Ancora ieri il sito di «The World» proclamava orgoglioso che «il 94% delle isole sono già emerse», ma la musica a Dubai è cambiata già da un po’ e quella corsa agli acquisti che appena due anni fa spingeva il mattone alla velocità della luce, si è fermata. All’epoca sui quotidiani in inglese e sulle riviste patinate per stranieri gli annunci immobiliari si contendevano lo spazio come i grattacieli sulla terraferma. Dal villaggio residenziale con annesse diciotto buche intitolato a Tiger Woods, alla torre sulla Marina di Dubai - là dove si ammassano oltre 250 grattacieli tutti assieme - intitolata a Boris Becker, la frenesia degli acquisti era tale che si cominciava a comprare quando si gettavano le fondamenta e poi si procedeva a suon di rate versate al completamento del terzo piano, del decimo, del ventesimo, del quarantesimo... Città degli eccessi - dalla pista da sci in mezzo al deserto citata forse più della Streif di Kitzbuhel, al Burj Dubai, l’albergo a forma di vela alto un chilometro che si fregia del titolo di più altro del mondo - ma anche degli accessi: 2,2 milioni i turisti registrati negli alberghi dieci anni fa, 5,8 milioni l’ultimo dato. Tra di loro anche molti italiani e molta Italia. Indimenticate, tra le altre le missioni nell’Emirato - 300 mila euro complessivi - dell’azienda municipale dei rifiuti di Palermo.

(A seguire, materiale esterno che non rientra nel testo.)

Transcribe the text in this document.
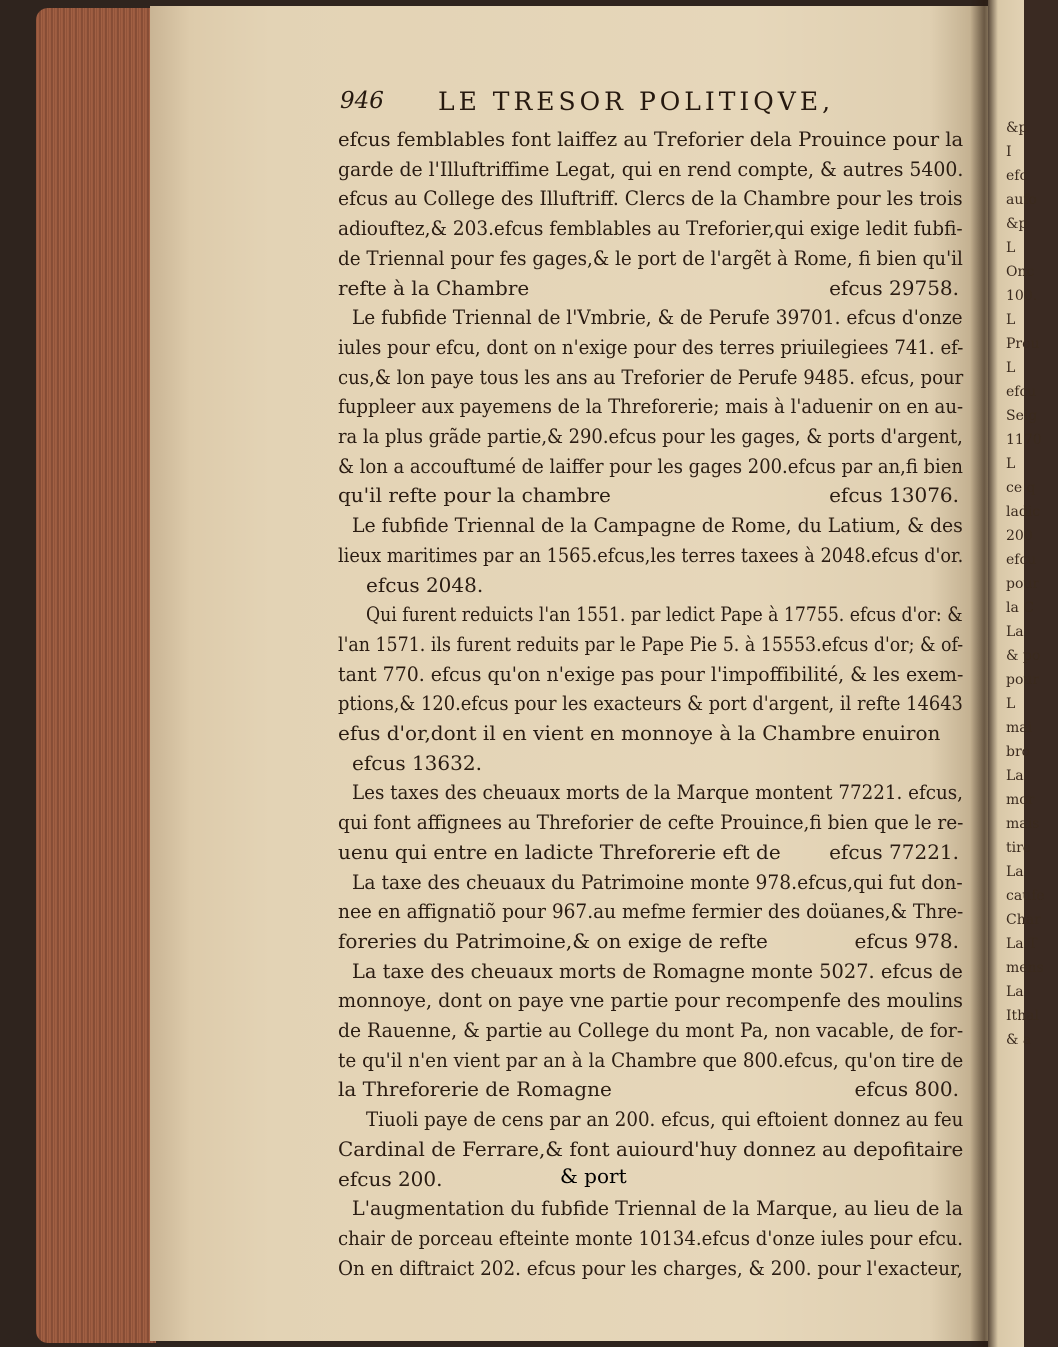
&p
I
efc
aufo
&p
L
Onc
100.
L
Prou
L
efcu
Seig
1170
L
ce q
ladic
200
efcu
pour
la C
La
& po
pour
L
mai
bro
La
mor
mais
tire
La
caufe
Char
La T
mens
La
Ithal
& a
946 LE TRESOR POLITIQVE,
efcus femblables font laiffez au Treforier dela Prouince pour la
garde de l'Illuftriffime Legat, qui en rend compte, & autres 5400.
efcus au College des Illuftriff. Clercs de la Chambre pour les trois
adiouftez,& 203.efcus femblables au Treforier,qui exige ledit fubfi-
de Triennal pour fes gages,& le port de l'argẽt à Rome, fi bien qu'il
refte à la Chambre	efcus 29758.
Le fubfide Triennal de l'Vmbrie, & de Perufe 39701. efcus d'onze
iules pour efcu, dont on n'exige pour des terres priuilegiees 741. ef-
cus,& lon paye tous les ans au Treforier de Perufe 9485. efcus, pour
fuppleer aux payemens de la Threforerie; mais à l'aduenir on en au-
ra la plus grãde partie,& 290.efcus pour les gages, & ports d'argent,
& lon a accouftumé de laiffer pour les gages 200.efcus par an,fi bien
qu'il refte pour la chambre	efcus 13076.
Le fubfide Triennal de la Campagne de Rome, du Latium, & des
lieux maritimes par an 1565.efcus,les terres taxees à 2048.efcus d'or.
efcus 2048.
Qui furent reduicts l'an 1551. par ledict Pape à 17755. efcus d'or: &
l'an 1571. ils furent reduits par le Pape Pie 5. à 15553.efcus d'or; & of-
tant 770. efcus qu'on n'exige pas pour l'impoffibilité, & les exem-
ptions,& 120.efcus pour les exacteurs & port d'argent, il refte 14643
efus d'or,dont il en vient en monnoye à la Chambre enuiron
efcus 13632.
Les taxes des cheuaux morts de la Marque montent 77221. efcus,
qui font affignees au Threforier de cefte Prouince,fi bien que le re-
uenu qui entre en ladicte Threforerie eft de efcus 77221.
La taxe des cheuaux du Patrimoine monte 978.efcus,qui fut don-
nee en affignatiõ pour 967.au mefme fermier des doüanes,& Thre-
foreries du Patrimoine,& on exige de refte	efcus 978.
La taxe des cheuaux morts de Romagne monte 5027. efcus de
monnoye, dont on paye vne partie pour recompenfe des moulins
de Rauenne, & partie au College du mont Pa, non vacable, de for-
te qu'il n'en vient par an à la Chambre que 800.efcus, qu'on tire de
la Threforerie de Romagne	efcus 800.
Tiuoli paye de cens par an 200. efcus, qui eftoient donnez au feu
Cardinal de Ferrare,& font auiourd'huy donnez au depofitaire
efcus 200.
L'augmentation du fubfide Triennal de la Marque, au lieu de la
chair de porceau efteinte monte 10134.efcus d'onze iules pour efcu.
On en diftraict 202. efcus pour les charges, & 200. pour l'exacteur,
& port
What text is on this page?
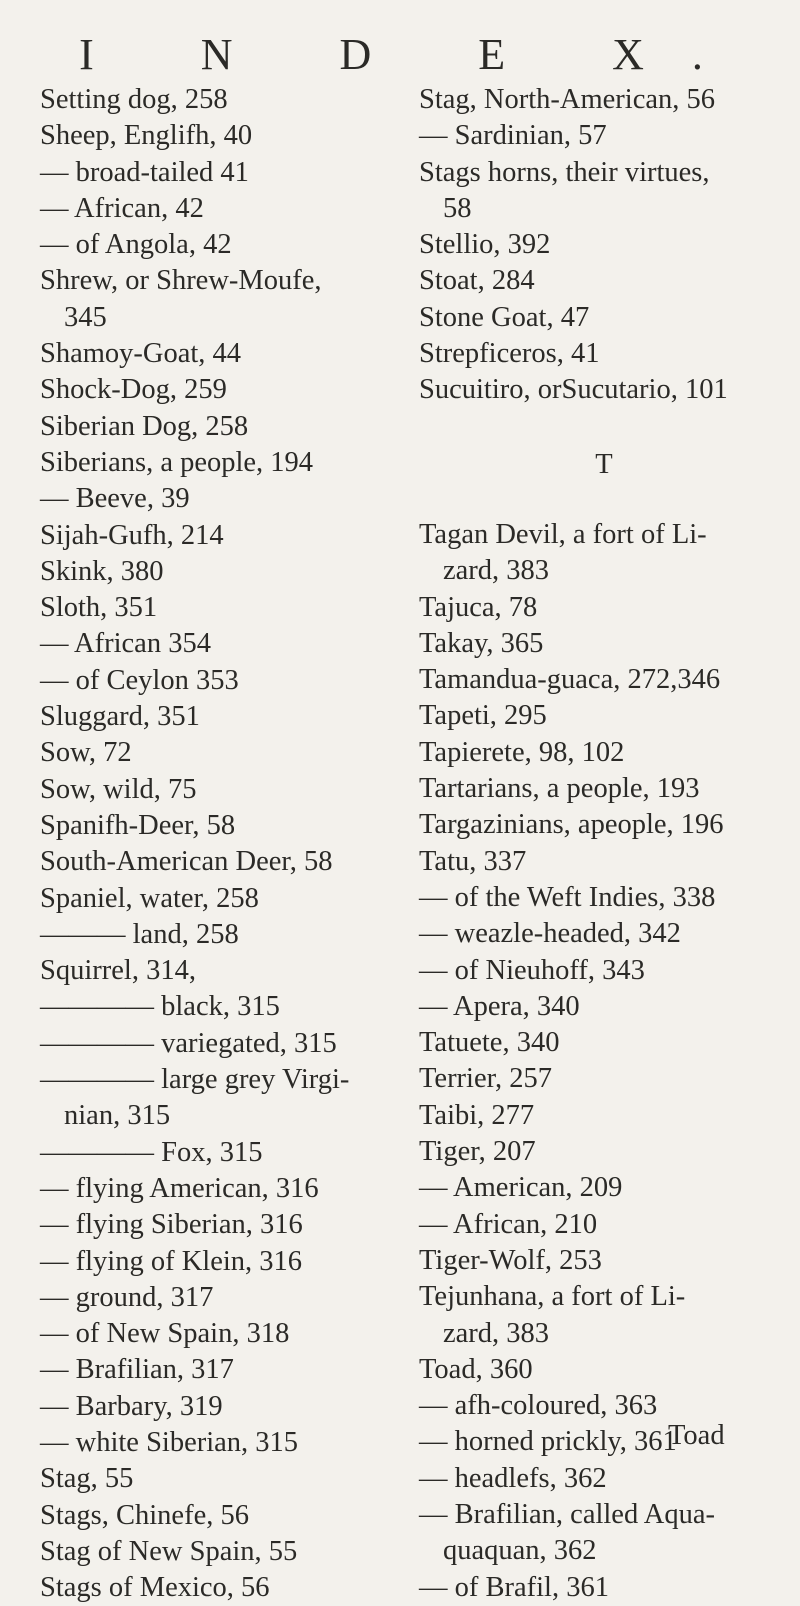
I N D E X.
Setting dog, 258
Sheep, Englifh, 40
— broad-tailed 41
— African, 42
— of Angola, 42
Shrew, or Shrew-Moufe,
345
Shamoy-Goat, 44
Shock-Dog, 259
Siberian Dog, 258
Siberians, a people, 194
— Beeve, 39
Sijah-Gufh, 214
Skink, 380
Sloth, 351
— African 354
— of Ceylon 353
Sluggard, 351
Sow, 72
Sow, wild, 75
Spanifh-Deer, 58
South-American Deer, 58
Spaniel, water, 258
——— land, 258
Squirrel, 314,
———— black, 315
———— variegated, 315
———— large grey Virgi-
nian, 315
———— Fox, 315
— flying American, 316
— flying Siberian, 316
— flying of Klein, 316
— ground, 317
— of New Spain, 318
— Brafilian, 317
— Barbary, 319
— white Siberian, 315
Stag, 55
Stags, Chinefe, 56
Stag of New Spain, 55
Stags of Mexico, 56
Stag, North-American, 56
— Sardinian, 57
Stags horns, their virtues,
58
Stellio, 392
Stoat, 284
Stone Goat, 47
Strepficeros, 41
Sucuitiro, orSucutario, 101
T
Tagan Devil, a fort of Li-
zard, 383
Tajuca, 78
Takay, 365
Tamandua-guaca, 272,346
Tapeti, 295
Tapierete, 98, 102
Tartarians, a people, 193
Targazinians, apeople, 196
Tatu, 337
— of the Weft Indies, 338
— weazle-headed, 342
— of Nieuhoff, 343
— Apera, 340
Tatuete, 340
Terrier, 257
Taibi, 277
Tiger, 207
— American, 209
— African, 210
Tiger-Wolf, 253
Tejunhana, a fort of Li-
zard, 383
Toad, 360
— afh-coloured, 363
— horned prickly, 361
— headlefs, 362
— Brafilian, called Aqua-
quaquan, 362
— of Brafil, 361
Toad
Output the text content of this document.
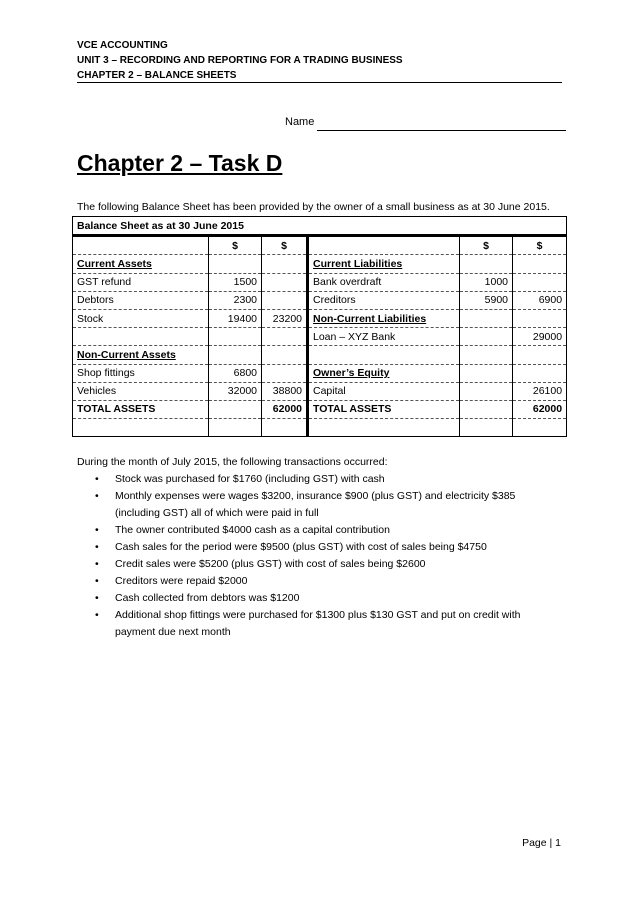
VCE ACCOUNTING
UNIT 3 – RECORDING AND REPORTING FOR A TRADING BUSINESS
CHAPTER 2 – BALANCE SHEETS
Name
Chapter 2 – Task D
The following Balance Sheet has been provided by the owner of a small business as at 30 June 2015.
Balance Sheet as at 30 June 2015					
	$	$		$	$
Current Assets			Current Liabilities		
GST refund	1500		Bank overdraft	1000	
Debtors	2300		Creditors	5900	6900
Stock	19400	23200	Non-Current Liabilities		
			Loan – XYZ Bank		29000
Non-Current Assets					
Shop fittings	6800		Owner’s Equity		
Vehicles	32000	38800	Capital		26100
TOTAL ASSETS		62000	TOTAL ASSETS		62000

During the month of July 2015, the following transactions occurred:
• Stock was purchased for $1760 (including GST) with cash
• Monthly expenses were wages $3200, insurance $900 (plus GST) and electricity $385 (including GST) all of which were paid in full
• The owner contributed $4000 cash as a capital contribution
• Cash sales for the period were $9500 (plus GST) with cost of sales being $4750
• Credit sales were $5200 (plus GST) with cost of sales being $2600
• Creditors were repaid $2000
• Cash collected from debtors was $1200
• Additional shop fittings were purchased for $1300 plus $130 GST and put on credit with payment due next month
Page | 1
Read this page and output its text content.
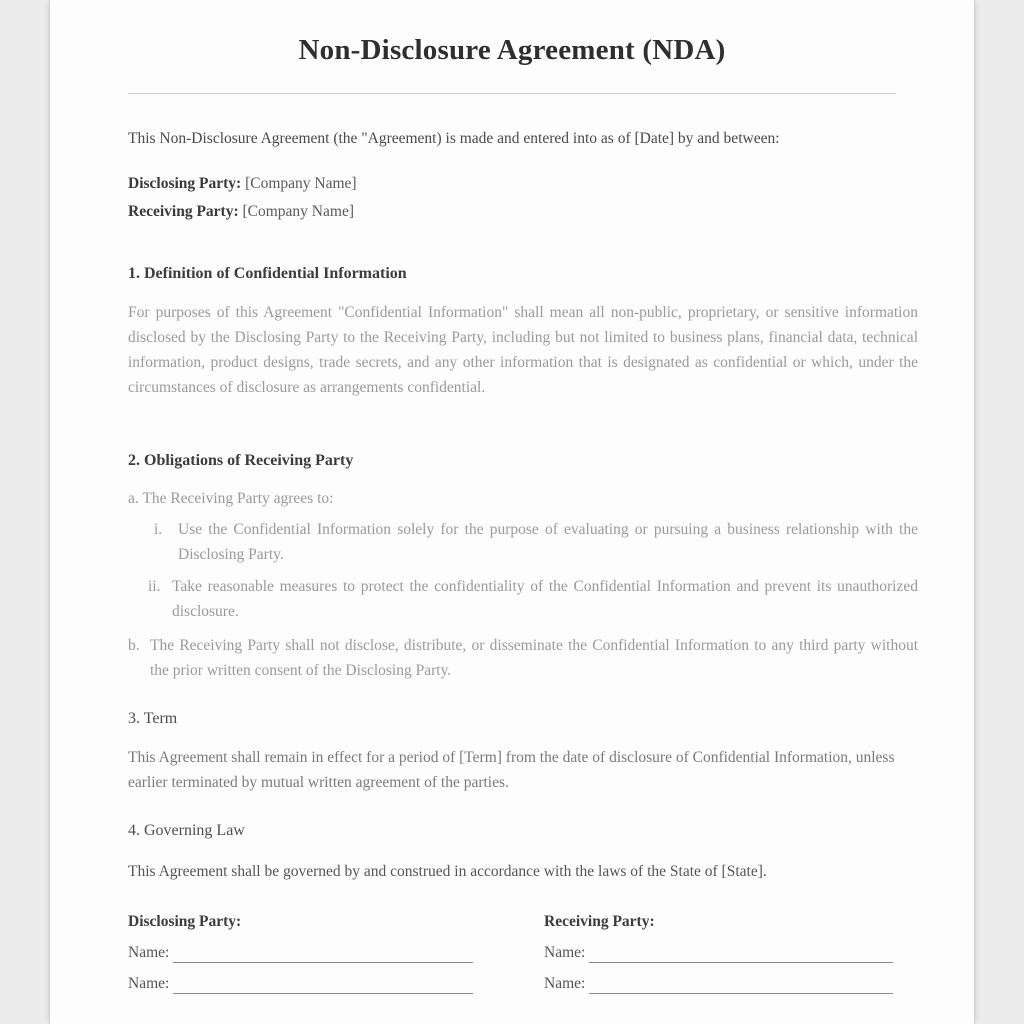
Non-Disclosure Agreement (NDA)
This Non-Disclosure Agreement (the "Agreement) is made and entered into as of [Date] by and between:
Disclosing Party: [Company Name]
Receiving Party: [Company Name]
1. Definition of Confidential Information
For purposes of this Agreement "Confidential Information" shall mean all non-public, proprietary, or sensitive information disclosed by the Disclosing Party to the Receiving Party, including but not limited to business plans, financial data, technical information, product designs, trade secrets, and any other information that is designated as confidential or which, under the circumstances of disclosure as arrangements confidential.
2. Obligations of Receiving Party
a. The Receiving Party agrees to:
i.	Use the Confidential Information solely for the purpose of evaluating or pursuing a business relationship with the Disclosing Party.
ii. Take reasonable measures to protect the confidentiality of the Confidential Information and prevent its unauthorized disclosure.
b. The Receiving Party shall not disclose, distribute, or disseminate the Confidential Information to any third party without the prior written consent of the Disclosing Party.
3. Term
This Agreement shall remain in effect for a period of [Term] from the date of disclosure of Confidential Information, unless earlier terminated by mutual written agreement of the parties.
4. Governing Law
This Agreement shall be governed by and construed in accordance with the laws of the State of [State].
Disclosing Party:
Name:
Name:
Receiving Party:
Name:
Name:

Adesso la richiesta di moratoria sul debito avanzata dalla Dubai World, la holding che controlla anche la Nakhhel e i suoi faraonici progetti di sviluppo immobiliare, spedisce i suoi brividi lungo i listini perchè dà corpo a due paure. La prima è che i ricchi e un po’ dimessi vicini di sempre - gli Emiri di Abu Dhabi seduti da decenni sul liquido petrolio assai più stabile del solido mattone - possano decidere che i debiti di Dubai non sono affar loro. La seconda è che di conseguenza, il grande importatore di europei, americani, asiatici in cerca di un «buen retiro» divenga improvvisamente un esportatore di crisi.
Crisi o non crisi, Dubai resta per molti il Paese dei balocchi nel deserto, a quattro ore di volo dall’Italia o 130 chilometri di trafficatissima autostrada a sei corsie - doverosamente fiancheggiata da reti anticammello - dalla ministeriale e un po’ grigia Abu Dhabi. E crisi o non crisi c’è da scommettere che anche questo Natale le crociere alla volta del Golfo - nomi non troppo fantasiosi come «Oro e incenso» o «Le mille e una notte» non partiranno vuote. Se poi si volesse provare ancora il piacere della Dubai esagerata la prima notizia è che ieri sera nella vela del Burj si trovava comodamente posto con qualche click su Internet. La seconda è che - sempre crisi o non crisi - la più spartana delle stanze costa comunque 7000 dirham, più o meno 1300 euro.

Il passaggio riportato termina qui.